Can states force Internet service providers to uphold net neutrality? That’s one of the biggest unanswered questions raised by the Federal Communications Commission vote to repeal its net neutrality rules.
After the FCC vote, lawmakers in more than half of US states introduced bills to protect net neutrality in their states. The governors of five states have signed executive orders to protect net neutrality.
The major obstacle for states is that FCC Chairman Ajit Pai has claimed the authority to preempt states and municipalities from imposing laws similar to the net neutrality rules his FCC is getting rid of. ISPs that sue states to block net neutrality laws will surely seize on the FCC’s repeal and preemption order.
FCC’s preemption powers will be tested
The FCC says it can preempt state net neutrality laws because broadband is an interstate service (in that Internet transmissions cross state lines) and because state net neutrality rules would subvert the federal policy of non-regulation.
But the FCC’s preemption powers are limited, and not everyone is convinced the FCC can actually stop states from protecting net neutrality. Even among legal experts who support net neutrality, there is no consensus.
State laws that forbid all ISPs from blocking or throttling Internet traffic are “vulnerable to legal attack,” Electronic Frontier Foundation (EFF) Legislative Counsel Ernesto Falcon argued recently. We described Falcon’s argument in more depth in a previous article.

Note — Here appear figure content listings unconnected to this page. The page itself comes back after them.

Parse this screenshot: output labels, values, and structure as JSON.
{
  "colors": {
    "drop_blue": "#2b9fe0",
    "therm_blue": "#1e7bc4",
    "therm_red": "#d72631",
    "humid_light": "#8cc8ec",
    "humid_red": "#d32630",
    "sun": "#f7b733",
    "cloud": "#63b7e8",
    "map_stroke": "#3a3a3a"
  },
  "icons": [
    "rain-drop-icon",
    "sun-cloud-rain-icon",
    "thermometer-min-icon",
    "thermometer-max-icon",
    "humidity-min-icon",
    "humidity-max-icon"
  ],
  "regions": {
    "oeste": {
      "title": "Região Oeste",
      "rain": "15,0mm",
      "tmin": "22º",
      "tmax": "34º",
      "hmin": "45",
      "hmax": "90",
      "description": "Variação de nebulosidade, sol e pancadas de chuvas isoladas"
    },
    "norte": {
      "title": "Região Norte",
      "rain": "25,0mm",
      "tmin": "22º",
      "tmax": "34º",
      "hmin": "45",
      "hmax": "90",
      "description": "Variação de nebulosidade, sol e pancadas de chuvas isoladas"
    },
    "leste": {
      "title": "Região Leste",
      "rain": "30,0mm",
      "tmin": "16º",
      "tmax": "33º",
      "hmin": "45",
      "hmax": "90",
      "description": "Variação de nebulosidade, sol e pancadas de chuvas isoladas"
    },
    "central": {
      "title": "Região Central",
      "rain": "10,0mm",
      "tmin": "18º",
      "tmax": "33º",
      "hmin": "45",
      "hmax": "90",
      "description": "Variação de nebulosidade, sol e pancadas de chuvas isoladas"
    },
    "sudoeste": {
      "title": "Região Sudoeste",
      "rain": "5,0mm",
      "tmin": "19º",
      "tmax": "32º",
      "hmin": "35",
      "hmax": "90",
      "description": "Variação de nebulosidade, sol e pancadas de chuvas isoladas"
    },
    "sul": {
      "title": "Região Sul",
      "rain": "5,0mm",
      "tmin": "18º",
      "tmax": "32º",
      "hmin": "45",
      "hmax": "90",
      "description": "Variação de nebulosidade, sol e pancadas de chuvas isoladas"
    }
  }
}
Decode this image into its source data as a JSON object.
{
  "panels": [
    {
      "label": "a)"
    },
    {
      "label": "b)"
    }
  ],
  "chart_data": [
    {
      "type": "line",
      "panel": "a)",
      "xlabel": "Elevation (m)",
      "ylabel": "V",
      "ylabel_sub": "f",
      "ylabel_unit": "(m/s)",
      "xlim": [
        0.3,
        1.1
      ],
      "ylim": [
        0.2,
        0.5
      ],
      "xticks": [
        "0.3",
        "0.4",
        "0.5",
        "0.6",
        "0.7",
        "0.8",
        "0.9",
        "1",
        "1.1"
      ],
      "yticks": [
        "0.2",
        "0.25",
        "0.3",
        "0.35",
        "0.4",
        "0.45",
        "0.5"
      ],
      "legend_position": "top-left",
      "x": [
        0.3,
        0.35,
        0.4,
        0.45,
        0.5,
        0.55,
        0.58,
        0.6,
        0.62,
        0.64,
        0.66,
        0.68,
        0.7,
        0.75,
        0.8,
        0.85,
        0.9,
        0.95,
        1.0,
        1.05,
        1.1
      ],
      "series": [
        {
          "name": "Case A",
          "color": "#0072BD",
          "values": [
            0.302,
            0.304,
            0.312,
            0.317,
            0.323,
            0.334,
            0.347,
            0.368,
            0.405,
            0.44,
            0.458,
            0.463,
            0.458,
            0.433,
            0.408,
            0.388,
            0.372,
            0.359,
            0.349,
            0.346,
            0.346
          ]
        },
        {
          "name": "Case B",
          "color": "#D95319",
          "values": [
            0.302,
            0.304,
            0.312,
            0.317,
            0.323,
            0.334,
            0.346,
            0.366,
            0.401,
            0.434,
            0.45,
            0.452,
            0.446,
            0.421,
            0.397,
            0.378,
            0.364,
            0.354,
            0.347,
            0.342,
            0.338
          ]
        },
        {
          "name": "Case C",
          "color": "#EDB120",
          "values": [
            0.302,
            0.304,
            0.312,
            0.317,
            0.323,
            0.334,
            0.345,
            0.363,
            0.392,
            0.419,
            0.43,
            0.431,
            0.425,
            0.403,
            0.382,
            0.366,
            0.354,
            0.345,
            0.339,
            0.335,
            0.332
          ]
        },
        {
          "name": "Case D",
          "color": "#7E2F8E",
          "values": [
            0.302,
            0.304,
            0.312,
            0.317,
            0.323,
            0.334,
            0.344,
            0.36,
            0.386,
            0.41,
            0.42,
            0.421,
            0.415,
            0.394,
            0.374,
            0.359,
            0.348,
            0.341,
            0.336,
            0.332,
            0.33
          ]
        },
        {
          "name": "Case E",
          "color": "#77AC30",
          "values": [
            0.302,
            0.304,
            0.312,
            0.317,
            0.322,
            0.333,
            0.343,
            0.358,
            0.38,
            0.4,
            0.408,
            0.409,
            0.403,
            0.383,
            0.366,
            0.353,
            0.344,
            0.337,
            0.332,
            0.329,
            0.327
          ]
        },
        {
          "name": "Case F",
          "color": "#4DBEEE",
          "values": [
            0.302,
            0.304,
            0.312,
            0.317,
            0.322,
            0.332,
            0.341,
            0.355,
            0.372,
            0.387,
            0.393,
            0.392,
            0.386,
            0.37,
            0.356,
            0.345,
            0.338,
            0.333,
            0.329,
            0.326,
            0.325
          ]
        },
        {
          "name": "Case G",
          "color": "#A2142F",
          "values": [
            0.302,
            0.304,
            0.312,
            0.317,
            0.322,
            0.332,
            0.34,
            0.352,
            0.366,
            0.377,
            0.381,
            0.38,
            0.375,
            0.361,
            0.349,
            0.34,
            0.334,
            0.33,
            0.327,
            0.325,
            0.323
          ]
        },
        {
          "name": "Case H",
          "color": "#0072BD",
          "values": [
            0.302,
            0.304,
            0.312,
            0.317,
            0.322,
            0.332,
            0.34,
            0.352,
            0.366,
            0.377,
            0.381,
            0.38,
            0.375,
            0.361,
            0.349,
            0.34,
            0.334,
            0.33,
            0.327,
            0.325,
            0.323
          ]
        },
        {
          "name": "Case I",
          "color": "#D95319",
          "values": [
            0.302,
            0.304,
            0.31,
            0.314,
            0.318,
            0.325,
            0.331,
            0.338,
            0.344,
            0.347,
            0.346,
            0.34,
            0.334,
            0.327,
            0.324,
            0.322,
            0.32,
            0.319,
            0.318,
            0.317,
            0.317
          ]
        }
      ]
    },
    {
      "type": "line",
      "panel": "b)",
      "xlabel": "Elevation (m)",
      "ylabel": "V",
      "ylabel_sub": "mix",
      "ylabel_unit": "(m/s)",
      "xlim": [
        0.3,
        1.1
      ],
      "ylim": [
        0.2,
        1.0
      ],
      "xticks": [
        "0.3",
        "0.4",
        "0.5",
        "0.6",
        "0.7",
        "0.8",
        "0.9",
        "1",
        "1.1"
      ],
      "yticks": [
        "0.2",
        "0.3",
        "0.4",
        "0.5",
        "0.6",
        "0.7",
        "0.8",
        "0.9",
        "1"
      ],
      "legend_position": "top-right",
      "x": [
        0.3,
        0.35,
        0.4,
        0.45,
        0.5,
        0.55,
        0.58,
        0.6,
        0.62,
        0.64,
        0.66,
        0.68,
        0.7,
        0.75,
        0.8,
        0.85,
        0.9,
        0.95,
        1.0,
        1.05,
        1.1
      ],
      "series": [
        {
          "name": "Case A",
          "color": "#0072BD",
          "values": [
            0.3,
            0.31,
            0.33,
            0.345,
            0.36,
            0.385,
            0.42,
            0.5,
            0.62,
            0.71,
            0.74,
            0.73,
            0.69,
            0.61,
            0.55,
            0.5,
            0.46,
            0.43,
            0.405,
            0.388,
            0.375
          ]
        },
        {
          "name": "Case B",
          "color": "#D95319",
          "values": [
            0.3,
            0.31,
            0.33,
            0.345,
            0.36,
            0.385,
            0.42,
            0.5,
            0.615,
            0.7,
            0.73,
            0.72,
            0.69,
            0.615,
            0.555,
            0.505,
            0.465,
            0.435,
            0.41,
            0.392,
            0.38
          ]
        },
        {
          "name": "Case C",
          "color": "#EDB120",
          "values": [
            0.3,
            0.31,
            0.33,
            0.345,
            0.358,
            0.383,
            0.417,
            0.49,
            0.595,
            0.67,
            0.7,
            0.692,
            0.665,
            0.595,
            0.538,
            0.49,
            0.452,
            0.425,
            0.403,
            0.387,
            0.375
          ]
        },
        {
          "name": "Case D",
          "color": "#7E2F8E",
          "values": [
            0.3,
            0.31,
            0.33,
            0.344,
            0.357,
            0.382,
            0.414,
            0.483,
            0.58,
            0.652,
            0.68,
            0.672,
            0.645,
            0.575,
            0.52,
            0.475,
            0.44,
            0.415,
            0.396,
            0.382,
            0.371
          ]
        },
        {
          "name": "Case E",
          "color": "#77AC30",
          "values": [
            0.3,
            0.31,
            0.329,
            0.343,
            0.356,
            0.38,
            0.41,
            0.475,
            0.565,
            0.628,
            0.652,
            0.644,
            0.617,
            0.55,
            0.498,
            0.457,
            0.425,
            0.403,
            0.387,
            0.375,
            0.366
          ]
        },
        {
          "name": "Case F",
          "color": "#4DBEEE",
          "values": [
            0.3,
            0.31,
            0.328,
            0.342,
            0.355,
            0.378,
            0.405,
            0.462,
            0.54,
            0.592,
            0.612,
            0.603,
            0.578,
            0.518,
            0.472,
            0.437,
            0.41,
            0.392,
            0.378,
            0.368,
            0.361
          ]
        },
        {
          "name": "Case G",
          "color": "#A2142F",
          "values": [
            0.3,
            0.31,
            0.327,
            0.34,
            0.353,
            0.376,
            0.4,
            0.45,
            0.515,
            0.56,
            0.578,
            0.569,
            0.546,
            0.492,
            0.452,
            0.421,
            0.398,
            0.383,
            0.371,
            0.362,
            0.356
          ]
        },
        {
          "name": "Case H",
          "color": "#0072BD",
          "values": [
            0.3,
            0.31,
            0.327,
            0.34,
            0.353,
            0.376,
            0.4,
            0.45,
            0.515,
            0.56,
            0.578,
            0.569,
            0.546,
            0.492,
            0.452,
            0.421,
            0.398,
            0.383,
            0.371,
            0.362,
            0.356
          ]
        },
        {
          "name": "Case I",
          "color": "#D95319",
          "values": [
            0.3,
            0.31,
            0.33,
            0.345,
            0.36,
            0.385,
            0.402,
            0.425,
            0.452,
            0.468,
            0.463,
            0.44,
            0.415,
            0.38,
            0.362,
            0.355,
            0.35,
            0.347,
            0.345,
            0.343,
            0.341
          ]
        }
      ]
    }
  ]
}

But another legal expert who also supports net neutrality is optimistic that state laws would be upheld in court. Harold Feld, a longtime telecom lawyer and senior VP of consumer advocacy group Public Knowledge, provided the optimistic case in a recent blog post.
Feld wrote:
The critical question is not, as some people seem to think, whether broadband involves interstate communications or not. Of course it does. So does ye olde plain old telephone service (POTS), and states regulated that up to the eyeballs back in the day (even if they have subsequently deregulated it almost entirely). The question is whether Congress has used its power over interstate commerce to preempt the states (directly or by delegating that power to the FCC), or whether Congress has so pervasively regulated the field so as to effectively preempt the states, or whether the state law—while framed as a permissible intrastate regulation—impermissibly regulates interstate commerce (aka the “dormant commerce clause” doctrine).
“[O]ne cannot be 100% sure of how a court will decide” on complicated legal questions such as this one, Feld notes. But after evaluating the FCC’s repeal and preemption argument, Feld says he is “reasonably confident that the states can pass their own net neutrality laws.”